Bruno Rousselot


D'évidence, il s'agit là d'abstraction. Mais une fois qu'on dit ça, on n'a pas dit grand chose. L'histoire de l'abstraction, depuis un siècle ou presque qu'elle existe, fut riche et contradictoire. Et il en va d'abord ici de comprendre où l'on est : Malevitch ou Rodtchenko ? Spiritualisme ou matérialisme ?


Il faut, pour y répondre, regarder un peu comment fonctionne sa production. Les oeuvres de Bruno Rousselot s'organisent en séries. Chacune d'elles porte un titre. En tout, il y en a six : Aurore, Concorde, Delta, Eclat, Fragmentation, Labyrinthe, et chacune d'elles se reconnaît au dessin qu'elle présente, de manière récurrente, en l'espèce un certain type de forme géométrique, assez simple, à travers quoi elle examine, chaque fois, une question particulière. Cette question est déclinée, chaque fois, ou plutôt elle est expérimentée, à travers autant de tableaux, numérotés dans l'ordre d'apparition : Concorde n°21, Concorde n°22, et cetera. Les différentes séries sont toutes menées de front. Ce qui ne les empêche pas d'évoluer toutes dans des temporalités qui leurs sont propres. Il arrive ainsi qu'on en voit une s'éclipser, pour reparaître ensuite. Quand une autre fait l'objet, au même moment, d'une densité de recherche remarquable.

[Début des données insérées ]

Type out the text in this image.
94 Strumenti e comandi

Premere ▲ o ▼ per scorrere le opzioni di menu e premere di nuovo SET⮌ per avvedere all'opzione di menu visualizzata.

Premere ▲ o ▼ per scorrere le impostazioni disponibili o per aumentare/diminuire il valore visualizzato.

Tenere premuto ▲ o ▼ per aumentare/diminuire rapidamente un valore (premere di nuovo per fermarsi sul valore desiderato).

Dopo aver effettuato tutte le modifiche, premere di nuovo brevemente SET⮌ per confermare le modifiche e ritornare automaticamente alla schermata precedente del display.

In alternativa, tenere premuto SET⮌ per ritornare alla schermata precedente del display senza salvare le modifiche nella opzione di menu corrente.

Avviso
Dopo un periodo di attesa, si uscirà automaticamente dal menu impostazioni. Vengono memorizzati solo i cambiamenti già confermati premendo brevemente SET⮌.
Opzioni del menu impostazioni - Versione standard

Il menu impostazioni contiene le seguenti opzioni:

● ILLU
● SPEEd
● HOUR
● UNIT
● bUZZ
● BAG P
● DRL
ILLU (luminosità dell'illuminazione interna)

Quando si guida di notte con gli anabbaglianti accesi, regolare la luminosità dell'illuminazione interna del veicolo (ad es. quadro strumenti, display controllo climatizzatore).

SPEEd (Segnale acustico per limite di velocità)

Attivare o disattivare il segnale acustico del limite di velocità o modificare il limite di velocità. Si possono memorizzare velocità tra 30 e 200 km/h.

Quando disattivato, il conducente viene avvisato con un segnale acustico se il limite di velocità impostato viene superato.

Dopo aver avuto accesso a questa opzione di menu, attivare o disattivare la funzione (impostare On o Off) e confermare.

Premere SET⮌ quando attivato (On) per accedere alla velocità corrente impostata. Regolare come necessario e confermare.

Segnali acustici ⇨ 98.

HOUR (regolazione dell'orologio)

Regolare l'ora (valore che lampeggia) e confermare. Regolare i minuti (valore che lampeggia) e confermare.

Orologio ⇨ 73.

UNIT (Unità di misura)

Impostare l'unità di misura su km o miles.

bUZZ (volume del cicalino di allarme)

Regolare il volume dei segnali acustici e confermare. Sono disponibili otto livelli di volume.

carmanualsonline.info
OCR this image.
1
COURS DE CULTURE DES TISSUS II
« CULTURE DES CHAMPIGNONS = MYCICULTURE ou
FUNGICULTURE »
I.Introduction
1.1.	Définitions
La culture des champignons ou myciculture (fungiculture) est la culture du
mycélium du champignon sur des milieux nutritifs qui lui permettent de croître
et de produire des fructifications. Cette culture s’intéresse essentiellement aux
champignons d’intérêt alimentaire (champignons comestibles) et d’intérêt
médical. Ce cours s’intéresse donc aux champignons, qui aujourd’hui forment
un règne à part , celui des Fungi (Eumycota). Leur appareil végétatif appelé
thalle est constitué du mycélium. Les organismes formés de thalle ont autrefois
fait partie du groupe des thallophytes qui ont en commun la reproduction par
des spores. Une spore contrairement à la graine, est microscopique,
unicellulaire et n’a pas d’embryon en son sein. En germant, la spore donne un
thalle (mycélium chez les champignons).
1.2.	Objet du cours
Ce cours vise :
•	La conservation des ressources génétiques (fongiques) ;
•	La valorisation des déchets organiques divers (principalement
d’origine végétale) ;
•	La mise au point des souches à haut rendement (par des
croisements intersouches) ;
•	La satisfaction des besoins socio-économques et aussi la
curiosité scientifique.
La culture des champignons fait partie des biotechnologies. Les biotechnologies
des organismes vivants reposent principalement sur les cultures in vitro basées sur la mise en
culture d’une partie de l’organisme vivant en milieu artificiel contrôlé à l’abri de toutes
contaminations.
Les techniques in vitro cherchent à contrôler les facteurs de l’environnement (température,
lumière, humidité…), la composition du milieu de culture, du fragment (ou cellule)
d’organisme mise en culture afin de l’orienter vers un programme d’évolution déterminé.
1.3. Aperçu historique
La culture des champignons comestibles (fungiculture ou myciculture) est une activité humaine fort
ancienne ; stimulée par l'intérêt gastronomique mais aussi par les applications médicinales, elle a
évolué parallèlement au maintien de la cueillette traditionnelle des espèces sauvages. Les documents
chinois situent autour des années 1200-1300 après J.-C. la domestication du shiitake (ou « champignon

Quant à la méthode de travail, on voit que Rousselot se situe, d'évidence, du côté d'un art processuel. D'un art matérialiste, donc, plutôt que spiritualiste. Il y a quelque chose ici d'une exploration rationnelle, comme d'une exploration scientifique. Bien loin des intuitions néoplatoniciennes, des illuminations, des fulgurances mystiques ou autrement romantiques. Cela se confirme, d'ailleurs, si l'on regarde maintenant les questions qui sont ici posées, explorées. Il s'agit, globalement, de comprendre comment fonctionne, chaque fois, la vision du tableau. Comment cela fait sens. Comment cela s'opère d'une certaine composition des figures géométriques, ou bien d'une autre. Formes et contre-formes : pleins et/ou vides. Comment la question des dimensions, bien sûr, y entre aussi en ligne de compte (de même que la question du lieu : il y a, ici, tout un versant in situ). Comment elle s'opère, encore, d'une certaine vibration, par le choix et par la rencontre des couleurs. Il n'est qu'à regarder ses oeuvres de près pour voir toute l'importance que Rousselot y accorde. Les tableaux présentent tantôt des tons chauds, tantôt des tons froids. Tantôt ils sont monotones ; tantôt ils éclatent au contraire en contrastes marqués. Sans parler ici du jeu qui s'instaure dans la succession des couches. Bruno Rousselot peint au rouleau, par accumulation de matière, à partir d'un monochrome de départ. Technique qui laisse toujours paraître, au travers de la couche supérieure déposée, étalée, un peu du grain de la couche inférieure. Sans rien dire non plus du tremblé, à peine perceptible, mais essentiel, ou mieux, crucial, des bords où se découpent les figures, réservés par le ruban adhésif.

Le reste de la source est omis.